2005 Salt Lake City Annual Meeting (October 16–19, 2005)

Paper No. 11
Presentation Time: 10:30 AM

NEW STRATIGRAPHIC AND GEOCHRONOLOGIC DATA FOR THE TETHYAN OF BHUTAN


MYROW, Paul M., Geology Department, Colorado College, 14 E. Cache La Poudre St, Colorado Springs, CO 80903, HUGHES, Nigel, Earth Sciences, Univ of California, Riverside, 1432 Geology Building, Riverside, CA 92507, FANNING, Mark, Research School of Earth Sciences, Australian National University, Canberra, ACT 0200, Australia, BHARGAVA, O.N., Geological Survey of India, 103 Sector 7, Panchkula, Harayana, 134109, India and TANGRI, S.K., Geological Survey of India, 3, Sector 33, Chandigarh, 134180, India, pmyrow@coloradocollege.edu

The Quartzite Formation of the Pele La Group in the Black Mountains region of Central Bhutan contains a fauna of trilobites and rhynconelliform brachiopods that have been assigned ages that range from Middle Cambrian to Early Ordovician.
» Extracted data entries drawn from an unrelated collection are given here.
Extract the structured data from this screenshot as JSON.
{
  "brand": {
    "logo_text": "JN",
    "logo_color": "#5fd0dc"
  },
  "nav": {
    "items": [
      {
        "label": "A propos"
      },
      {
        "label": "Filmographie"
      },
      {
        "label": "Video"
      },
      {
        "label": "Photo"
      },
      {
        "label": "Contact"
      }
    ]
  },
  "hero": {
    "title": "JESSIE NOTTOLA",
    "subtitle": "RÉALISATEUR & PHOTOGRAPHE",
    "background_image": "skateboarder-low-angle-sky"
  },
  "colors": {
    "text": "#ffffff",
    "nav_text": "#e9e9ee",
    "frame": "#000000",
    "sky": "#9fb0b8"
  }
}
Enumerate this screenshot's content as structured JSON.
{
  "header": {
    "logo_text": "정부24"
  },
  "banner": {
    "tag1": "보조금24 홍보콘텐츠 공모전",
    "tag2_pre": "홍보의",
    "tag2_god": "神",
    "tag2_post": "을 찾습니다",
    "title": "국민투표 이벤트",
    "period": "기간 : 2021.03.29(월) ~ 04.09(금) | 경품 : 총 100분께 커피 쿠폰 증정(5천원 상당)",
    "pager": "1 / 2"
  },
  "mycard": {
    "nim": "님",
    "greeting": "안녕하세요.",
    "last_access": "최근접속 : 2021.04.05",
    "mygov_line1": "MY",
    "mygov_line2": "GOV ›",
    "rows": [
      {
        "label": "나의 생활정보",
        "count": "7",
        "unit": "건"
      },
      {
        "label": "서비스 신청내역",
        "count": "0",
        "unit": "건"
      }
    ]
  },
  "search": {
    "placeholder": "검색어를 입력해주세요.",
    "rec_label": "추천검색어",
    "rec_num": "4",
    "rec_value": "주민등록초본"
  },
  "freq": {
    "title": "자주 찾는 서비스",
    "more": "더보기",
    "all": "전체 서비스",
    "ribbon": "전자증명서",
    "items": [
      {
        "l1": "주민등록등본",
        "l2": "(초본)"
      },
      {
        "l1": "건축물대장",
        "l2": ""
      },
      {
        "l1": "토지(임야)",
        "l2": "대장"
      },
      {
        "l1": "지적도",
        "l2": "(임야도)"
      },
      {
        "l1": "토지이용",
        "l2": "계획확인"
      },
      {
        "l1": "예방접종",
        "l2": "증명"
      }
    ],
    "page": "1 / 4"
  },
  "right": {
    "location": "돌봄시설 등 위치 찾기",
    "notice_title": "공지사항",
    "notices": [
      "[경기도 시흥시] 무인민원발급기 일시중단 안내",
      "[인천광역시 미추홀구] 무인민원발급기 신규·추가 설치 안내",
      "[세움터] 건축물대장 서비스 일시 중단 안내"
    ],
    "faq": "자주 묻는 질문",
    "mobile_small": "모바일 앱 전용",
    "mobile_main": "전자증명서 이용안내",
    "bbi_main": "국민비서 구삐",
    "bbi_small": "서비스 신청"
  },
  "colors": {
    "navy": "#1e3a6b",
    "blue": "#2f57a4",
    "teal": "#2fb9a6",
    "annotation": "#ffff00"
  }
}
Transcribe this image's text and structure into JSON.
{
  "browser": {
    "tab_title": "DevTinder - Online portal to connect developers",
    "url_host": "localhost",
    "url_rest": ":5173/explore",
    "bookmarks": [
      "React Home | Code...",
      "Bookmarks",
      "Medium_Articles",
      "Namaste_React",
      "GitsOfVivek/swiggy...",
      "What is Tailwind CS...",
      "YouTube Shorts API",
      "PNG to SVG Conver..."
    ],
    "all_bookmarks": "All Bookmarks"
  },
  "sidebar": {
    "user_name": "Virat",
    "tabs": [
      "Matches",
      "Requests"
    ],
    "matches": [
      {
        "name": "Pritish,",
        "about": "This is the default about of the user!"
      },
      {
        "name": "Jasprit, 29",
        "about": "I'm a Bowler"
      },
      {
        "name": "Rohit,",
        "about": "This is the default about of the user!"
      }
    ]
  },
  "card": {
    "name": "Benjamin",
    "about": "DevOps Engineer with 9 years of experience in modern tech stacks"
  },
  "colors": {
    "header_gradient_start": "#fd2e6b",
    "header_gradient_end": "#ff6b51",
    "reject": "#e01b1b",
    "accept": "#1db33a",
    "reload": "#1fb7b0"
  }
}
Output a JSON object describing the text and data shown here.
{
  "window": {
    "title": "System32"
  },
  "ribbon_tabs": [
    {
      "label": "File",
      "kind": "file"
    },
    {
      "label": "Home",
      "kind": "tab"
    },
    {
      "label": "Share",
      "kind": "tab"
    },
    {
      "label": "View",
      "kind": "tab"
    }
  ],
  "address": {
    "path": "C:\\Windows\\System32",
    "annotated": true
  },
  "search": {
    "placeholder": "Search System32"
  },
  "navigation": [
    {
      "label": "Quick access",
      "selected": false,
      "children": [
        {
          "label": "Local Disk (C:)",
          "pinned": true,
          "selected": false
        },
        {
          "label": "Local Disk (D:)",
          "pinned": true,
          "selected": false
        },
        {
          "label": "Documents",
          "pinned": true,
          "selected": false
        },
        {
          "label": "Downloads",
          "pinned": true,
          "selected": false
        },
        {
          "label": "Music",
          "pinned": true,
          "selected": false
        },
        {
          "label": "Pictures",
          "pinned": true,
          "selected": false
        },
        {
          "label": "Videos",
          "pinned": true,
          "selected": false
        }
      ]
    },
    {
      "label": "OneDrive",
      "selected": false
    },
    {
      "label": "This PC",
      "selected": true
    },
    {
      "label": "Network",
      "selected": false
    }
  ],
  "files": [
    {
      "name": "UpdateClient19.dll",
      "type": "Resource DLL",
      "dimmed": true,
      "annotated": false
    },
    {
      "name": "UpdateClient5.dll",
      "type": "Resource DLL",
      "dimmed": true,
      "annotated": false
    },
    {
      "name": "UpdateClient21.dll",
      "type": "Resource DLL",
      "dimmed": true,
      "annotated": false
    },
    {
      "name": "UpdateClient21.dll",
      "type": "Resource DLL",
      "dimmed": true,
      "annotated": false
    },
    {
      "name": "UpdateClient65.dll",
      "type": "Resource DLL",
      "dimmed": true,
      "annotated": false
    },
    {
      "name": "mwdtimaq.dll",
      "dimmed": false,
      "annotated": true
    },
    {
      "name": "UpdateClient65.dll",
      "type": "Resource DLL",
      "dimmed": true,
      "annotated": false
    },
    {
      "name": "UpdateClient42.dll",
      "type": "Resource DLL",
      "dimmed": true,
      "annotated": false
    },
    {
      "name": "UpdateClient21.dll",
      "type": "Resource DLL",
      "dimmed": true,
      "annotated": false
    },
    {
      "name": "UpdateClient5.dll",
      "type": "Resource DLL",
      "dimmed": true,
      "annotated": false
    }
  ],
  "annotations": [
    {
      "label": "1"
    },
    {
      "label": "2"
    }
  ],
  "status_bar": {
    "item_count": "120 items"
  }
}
These strata are roughly time-equivalent with Tethyan Himalayan strata in northern India, Nepal and Tibet. Our sedimentological analysis, the first on these strata, indicate that this part of the Tethyan was a storm-influenced prograding shelf and shoreline. Thick upward-coarsening successions are capped by amalgamated hummocky cross-stratified sandstone and minor white limestone beds. The limestone beds and a few coquinas within the shoreface sandstone contain a trilobite fauna that include the genus Kaolishania, which are tentatively assigned to the middle Late Cambrian. The fauna have similarities with others found in equatorial peri-Gondwana continental fragments, central Iran, and northern China. The Bhutanese succession lacks a prominent Cambrian–Ordovician unconformity and conglomerate, which is present across northwestern Himalaya. This fact and a similarity in both lithofacies and faunas with peri-Gondwanan tectonic blocks raises the possibility that this succession was not a contiguous part of the northern Indian margin at this time, as has been assumed. Age spectra of detrital zircons indicate that earlier estimates that place these strata in the Middle Cambrian are incorrect and that a latest Cambrian to Early Ordovician age is more likely. Our data for the underlying deposits also refutes earlier assertions that these are Lower Cambrian.